Since our mate is human, the perfection we want from them may never materialize on this side of Heaven. We do not need to ignore the aspects of their personality or habits that irritate us, but we can change our focus about them, and accept our mate just as they are.
If we have needs that only a mate can fulfill, then we can have a more heart-to-heart talk with our spouse. We start by complimenting what we appreciate about them, we discuss this if they want to do so. Then, we ask them to change the aspect about their life that grieves us, and give time to chat about this, because we may have made assumptions that are false.
Then, we always end the conversation by ending with thoughts on how much we love them, and what we appreciate about them and our connection. This puts our relationship in a better perspective by letting each other know that they are loved, but that we need a change in this one area that we shared.
Keeping confidences about our spouse and resisting the urge to blab them out to the world around us – even in an attempt at humor, is a vital key in keeping lines of communication open between us. We do not even share their issues with family or our best friend. If it is something we need to think through, then journaling about it in private is the best way to sort out our thoughts.
The happiest of couples are those who can laugh, play, and cry together with confidence that the embarrassing or hurtful issues will never be shared with anyone else. Our supportive and compassionate attitude will help us both get through the most trying of circumstances.
Praying together for God’s advice on a third option when we are divided on a decision we must make, keeps us at peace with one another. Sharing household chores, as well as the responsibilities we have for our children is important.

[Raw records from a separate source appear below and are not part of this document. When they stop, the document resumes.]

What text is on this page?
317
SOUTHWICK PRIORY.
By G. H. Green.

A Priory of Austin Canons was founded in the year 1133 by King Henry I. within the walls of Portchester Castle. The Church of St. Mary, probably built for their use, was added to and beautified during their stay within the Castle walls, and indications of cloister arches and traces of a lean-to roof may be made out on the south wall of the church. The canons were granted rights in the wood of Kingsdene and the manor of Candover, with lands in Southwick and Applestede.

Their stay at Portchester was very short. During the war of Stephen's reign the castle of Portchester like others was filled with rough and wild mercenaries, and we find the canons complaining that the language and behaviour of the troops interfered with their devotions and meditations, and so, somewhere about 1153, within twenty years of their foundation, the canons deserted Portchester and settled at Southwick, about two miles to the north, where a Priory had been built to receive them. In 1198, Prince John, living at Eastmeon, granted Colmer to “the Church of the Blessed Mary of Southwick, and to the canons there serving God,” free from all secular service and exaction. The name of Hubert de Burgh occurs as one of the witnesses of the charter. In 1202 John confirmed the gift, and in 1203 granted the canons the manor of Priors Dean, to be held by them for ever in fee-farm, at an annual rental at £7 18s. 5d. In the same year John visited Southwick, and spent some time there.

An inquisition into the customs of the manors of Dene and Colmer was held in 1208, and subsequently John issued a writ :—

We start picking the tasks for which we really do not mind taking responsibility. This lightens each other’s load in life. Doing some of them together also reduces any burdens we may feel, increases our intimacy and give us time to pray, play, and plan together.
Prayer:
Father God, teach us to promote calm discussions about negative aspects in our marriage, rather than to constantly grumble or complain. It is a human reaction to use anger against what we perceive as being ignored, discounted, or abused. Help us to see that talking out issues that we disagree on is a much more creative way to resolve them. When the conversation turns heated, remind us that we both benefit from a “time out” before resuming the discussion.
We need You every moment of our life on this earth. We heard it said, “Do not sweat the small stuff. Everything is small stuff.” This is such great advice, which reduces the monumental disagreements we come up against into little mole hills. Accepting one another’s weaknesses as we rely on each other’s strengths, helps both of us to feel needed and appreciated. We give You all the praise and glory for our intimate union as husband and wife.
Thoughts for the Day:
Two nails in the coffin of our marriage are to slip into boredom and taking each other for granted. We keep our relationship fresh by seizing fun times to play together – making time to take turns planning these events keeps them fluid and interesting. We can start by taking classes together, starting a new hobby together, taking a vacation to a new destination, or planning a fun “staycation” that we will both enjoy.